Rockwell’s past pupils’ union said he would be most remembered as “the greatest adventurer Rockwell had ever seen”.

After regaining his pilot’s licence, he returned to missionary work in Papua New Guinea, Brisbane and Western Australia. The last appointment saw him serving in one of the most sparsely populated and largest parishes in the world, where the most remote parishioners were 400km from the main church. He also used his flying skills to volunteer for the air ambulance one week every month.

His final posting was in Port Hedland in 2001, home to a detention centre for illegal immigrants. It became a notorious flashpoint for riots and unrest, and he found himself ministering to the detainees and the guards. When he tried to organise transport for the detainees to come to the church, he recalled the forceful opposition of some parishioners. “There were those who stood up and said ‘Not in my church. They have no right to be here. I don’t want to see them here on Sunday’ ... I felt we were split right down the middle.”

He eventually succeeded in bringing the detainees to the church and said his heart bled for the children in particular. “We fought for a long time to get the Department of Immigration to allow us to take the children into the school.” He questioned how a nation of immigrants could turn their backs on people who needed protection and said if there were an eighth deadly sin, it would be the sin of saying “not in my patch”.
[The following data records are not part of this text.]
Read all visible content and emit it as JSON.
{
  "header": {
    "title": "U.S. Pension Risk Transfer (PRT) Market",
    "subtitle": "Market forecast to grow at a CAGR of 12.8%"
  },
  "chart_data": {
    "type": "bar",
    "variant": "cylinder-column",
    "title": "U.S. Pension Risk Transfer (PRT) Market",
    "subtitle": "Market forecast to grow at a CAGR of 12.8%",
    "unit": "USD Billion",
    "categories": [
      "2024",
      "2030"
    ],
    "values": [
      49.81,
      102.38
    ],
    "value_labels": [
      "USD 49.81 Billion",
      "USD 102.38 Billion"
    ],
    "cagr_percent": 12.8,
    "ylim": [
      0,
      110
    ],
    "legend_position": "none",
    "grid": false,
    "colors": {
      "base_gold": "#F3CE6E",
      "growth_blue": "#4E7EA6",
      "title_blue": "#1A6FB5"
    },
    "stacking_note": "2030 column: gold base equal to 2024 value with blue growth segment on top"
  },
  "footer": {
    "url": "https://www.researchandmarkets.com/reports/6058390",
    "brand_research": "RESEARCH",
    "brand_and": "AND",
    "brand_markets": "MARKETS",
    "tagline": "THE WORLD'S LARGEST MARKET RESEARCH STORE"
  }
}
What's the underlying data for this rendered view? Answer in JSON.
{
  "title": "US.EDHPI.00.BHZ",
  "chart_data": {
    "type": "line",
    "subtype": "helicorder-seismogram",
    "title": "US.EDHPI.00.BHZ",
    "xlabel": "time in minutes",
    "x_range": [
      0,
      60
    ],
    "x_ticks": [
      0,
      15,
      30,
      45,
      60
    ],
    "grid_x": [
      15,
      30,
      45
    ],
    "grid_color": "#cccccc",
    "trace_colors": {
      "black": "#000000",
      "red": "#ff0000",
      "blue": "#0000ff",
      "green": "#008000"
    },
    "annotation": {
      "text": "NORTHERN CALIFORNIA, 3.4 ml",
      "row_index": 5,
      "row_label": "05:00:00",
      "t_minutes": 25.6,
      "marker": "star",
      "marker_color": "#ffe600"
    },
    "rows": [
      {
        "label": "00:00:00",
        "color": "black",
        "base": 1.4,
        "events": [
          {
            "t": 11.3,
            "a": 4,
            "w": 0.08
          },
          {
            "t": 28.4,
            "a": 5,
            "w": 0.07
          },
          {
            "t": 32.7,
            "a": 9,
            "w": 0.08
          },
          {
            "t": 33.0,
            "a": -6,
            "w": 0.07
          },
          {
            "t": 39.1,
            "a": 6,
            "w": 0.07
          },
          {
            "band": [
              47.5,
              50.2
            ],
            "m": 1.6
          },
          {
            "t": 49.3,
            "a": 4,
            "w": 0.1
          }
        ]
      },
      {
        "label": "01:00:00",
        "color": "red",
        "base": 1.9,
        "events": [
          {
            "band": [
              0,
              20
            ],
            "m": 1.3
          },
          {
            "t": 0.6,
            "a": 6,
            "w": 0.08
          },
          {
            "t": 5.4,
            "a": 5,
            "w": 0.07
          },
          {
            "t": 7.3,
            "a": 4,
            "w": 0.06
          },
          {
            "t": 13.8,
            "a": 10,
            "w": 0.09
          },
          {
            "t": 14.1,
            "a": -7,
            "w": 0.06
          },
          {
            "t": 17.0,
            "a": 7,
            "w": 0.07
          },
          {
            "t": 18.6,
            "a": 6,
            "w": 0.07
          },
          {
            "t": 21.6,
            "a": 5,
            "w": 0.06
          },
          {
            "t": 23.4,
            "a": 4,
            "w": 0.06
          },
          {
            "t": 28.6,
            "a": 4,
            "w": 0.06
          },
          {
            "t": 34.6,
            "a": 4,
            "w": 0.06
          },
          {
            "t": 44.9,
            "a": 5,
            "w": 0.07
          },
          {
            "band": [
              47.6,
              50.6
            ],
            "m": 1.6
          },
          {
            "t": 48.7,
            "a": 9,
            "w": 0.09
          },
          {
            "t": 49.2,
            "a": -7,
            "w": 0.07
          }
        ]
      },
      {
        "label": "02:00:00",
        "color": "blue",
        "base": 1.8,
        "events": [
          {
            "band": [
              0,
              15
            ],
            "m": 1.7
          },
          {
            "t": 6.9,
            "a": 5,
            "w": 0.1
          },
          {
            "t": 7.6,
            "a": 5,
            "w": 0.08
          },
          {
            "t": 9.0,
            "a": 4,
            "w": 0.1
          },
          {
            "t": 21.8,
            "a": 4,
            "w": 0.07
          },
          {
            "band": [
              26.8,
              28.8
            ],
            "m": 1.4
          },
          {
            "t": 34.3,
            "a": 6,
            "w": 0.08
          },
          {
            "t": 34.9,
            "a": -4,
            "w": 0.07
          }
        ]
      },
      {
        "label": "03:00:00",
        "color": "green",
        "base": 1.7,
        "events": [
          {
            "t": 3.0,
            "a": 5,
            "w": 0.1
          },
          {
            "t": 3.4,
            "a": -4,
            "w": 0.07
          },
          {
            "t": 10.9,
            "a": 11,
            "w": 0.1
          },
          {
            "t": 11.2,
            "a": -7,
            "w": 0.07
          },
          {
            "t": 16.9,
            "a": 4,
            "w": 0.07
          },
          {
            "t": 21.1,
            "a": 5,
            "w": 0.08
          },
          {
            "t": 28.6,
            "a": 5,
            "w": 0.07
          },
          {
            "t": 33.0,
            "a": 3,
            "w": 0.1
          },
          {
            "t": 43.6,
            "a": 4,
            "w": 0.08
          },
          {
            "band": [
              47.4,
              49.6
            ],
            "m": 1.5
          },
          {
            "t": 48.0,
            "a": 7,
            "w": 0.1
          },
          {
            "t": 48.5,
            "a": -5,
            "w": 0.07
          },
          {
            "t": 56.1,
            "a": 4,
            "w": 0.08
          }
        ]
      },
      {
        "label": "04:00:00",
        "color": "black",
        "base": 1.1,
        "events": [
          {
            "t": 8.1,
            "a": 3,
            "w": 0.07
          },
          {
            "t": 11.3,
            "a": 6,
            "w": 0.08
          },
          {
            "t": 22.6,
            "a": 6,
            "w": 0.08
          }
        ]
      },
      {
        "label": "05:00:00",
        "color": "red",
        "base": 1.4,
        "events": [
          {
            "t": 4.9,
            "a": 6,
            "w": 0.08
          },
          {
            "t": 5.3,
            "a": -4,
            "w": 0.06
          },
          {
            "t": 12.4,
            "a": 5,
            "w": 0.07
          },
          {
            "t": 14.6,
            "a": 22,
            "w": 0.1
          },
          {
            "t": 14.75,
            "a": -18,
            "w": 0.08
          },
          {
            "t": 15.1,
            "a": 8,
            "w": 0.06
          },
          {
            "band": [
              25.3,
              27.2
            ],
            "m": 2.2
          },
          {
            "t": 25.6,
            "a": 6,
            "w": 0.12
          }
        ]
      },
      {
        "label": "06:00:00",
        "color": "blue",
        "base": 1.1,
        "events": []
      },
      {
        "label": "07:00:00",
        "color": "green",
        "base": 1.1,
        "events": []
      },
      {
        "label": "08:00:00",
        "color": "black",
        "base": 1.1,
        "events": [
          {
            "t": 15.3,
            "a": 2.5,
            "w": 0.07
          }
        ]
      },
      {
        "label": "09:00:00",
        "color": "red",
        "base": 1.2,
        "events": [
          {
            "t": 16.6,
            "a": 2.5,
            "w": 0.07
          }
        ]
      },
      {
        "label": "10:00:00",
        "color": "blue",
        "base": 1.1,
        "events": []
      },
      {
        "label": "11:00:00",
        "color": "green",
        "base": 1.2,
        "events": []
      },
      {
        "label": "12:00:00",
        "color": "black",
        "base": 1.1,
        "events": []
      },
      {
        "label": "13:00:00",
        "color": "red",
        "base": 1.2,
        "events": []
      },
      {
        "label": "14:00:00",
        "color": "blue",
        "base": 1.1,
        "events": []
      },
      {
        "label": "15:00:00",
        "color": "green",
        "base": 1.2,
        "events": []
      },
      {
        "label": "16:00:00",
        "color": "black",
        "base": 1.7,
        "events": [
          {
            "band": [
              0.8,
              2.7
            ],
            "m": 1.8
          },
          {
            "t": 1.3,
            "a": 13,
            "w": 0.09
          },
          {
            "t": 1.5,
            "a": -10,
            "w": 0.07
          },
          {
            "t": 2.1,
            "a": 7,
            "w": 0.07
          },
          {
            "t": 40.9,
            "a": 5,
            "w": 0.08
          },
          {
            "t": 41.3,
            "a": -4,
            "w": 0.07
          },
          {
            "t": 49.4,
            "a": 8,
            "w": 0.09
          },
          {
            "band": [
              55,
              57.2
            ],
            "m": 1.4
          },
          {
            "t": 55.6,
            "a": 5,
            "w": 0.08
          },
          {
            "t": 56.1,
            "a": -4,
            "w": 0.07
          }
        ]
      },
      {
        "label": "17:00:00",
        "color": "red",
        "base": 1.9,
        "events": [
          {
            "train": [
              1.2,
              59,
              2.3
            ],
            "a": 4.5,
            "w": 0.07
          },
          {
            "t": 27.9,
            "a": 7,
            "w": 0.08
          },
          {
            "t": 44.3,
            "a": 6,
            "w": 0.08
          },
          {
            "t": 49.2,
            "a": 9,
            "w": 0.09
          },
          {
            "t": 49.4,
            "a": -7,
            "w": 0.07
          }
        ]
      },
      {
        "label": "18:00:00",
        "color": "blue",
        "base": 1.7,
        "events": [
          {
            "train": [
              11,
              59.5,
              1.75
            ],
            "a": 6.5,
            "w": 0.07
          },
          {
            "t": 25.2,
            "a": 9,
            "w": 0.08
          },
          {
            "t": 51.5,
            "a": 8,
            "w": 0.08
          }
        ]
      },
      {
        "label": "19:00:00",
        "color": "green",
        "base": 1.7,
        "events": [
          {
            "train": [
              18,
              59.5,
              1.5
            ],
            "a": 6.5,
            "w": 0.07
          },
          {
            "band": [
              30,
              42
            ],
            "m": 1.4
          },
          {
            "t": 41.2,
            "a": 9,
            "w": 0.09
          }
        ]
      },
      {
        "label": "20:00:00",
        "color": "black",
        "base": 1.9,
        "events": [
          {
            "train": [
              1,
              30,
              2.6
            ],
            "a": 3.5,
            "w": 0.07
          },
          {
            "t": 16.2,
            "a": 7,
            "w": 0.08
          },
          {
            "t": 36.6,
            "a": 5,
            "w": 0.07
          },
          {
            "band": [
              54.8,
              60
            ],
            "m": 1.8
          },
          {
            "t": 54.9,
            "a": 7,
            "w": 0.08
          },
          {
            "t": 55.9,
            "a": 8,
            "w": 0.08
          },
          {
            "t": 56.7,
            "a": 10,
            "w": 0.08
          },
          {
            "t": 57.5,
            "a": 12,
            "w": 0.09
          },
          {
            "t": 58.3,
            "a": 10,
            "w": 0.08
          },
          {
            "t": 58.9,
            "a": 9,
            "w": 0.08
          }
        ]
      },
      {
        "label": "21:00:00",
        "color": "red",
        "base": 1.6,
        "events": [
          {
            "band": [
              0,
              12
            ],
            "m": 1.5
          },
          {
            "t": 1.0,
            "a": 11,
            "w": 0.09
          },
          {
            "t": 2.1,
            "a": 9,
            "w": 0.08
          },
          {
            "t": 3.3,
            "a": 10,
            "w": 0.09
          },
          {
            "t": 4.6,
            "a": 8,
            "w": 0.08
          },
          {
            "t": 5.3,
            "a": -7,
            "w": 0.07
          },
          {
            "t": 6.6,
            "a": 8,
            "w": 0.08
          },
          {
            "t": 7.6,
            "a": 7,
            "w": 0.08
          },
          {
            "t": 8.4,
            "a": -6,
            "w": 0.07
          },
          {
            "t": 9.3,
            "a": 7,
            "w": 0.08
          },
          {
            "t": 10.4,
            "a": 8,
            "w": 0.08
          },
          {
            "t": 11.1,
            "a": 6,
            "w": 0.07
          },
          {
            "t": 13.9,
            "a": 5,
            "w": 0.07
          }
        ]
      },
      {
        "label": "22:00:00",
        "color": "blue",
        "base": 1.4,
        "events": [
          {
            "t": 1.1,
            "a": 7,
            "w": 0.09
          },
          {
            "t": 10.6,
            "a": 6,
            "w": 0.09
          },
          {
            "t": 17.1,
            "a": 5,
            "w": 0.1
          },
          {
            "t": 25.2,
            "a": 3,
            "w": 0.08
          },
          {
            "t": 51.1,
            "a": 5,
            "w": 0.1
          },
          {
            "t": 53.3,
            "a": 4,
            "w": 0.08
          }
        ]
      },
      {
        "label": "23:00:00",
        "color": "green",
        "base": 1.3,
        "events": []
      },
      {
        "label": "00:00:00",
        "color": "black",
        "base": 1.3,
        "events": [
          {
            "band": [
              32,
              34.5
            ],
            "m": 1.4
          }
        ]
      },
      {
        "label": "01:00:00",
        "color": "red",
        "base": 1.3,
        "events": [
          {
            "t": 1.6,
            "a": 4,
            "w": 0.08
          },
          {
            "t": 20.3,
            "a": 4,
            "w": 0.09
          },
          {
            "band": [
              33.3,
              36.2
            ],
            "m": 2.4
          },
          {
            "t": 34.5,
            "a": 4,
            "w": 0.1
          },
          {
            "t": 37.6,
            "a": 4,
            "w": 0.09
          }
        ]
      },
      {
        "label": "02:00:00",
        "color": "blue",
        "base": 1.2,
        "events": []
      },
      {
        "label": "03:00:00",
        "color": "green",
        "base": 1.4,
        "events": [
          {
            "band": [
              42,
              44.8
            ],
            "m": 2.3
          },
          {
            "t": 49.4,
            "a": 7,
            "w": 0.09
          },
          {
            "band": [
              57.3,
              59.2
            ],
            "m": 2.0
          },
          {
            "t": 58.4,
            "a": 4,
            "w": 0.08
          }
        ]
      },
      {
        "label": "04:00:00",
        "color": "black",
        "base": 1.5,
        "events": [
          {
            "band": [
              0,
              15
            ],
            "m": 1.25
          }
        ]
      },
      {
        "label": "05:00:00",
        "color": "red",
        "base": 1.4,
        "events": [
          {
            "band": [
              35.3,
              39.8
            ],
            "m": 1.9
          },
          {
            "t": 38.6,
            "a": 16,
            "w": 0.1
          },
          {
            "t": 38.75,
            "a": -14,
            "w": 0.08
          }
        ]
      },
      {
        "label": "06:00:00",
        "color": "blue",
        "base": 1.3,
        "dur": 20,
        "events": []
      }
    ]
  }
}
He returned to Ireland in 2008 and continued to serve in parishes in Dublin and Kildare, as well as in Knock Shrine, before ill health forced his retirement at the age of 85.

Old age did not worry him, a man who had dodged death “a couple of times”, including on one occasion when the engine failed on an aircraft. He was honest about his personal failings and in that interview with Andrew Denton he talked about how he was still learning how to control his temper and was trying to be a more patient man.

And despite all the troubles of the world, he said he was still optimistic for the future. “There are enough good people but the not-so-good ones, the negative thinkers, are much more vociferous. They are louder; they are rowdier,” he said.

Following his lifelong fascination with flying, it was fitting that his final resting place was Dardistown cemetery, close to Dublin Airport, where he once sat as a boy to marvel at the aircraft flying overhead.

Fr Des Reid is survived by his brother Benny, sister Joan Duggan, sister-in-law Catherine and brother-in-law Brendan, and extended family. He was predeceased by his siblings Jack, Mary Kernan, Brian, Don, Kathleen V (Lola) Davey and Pauline.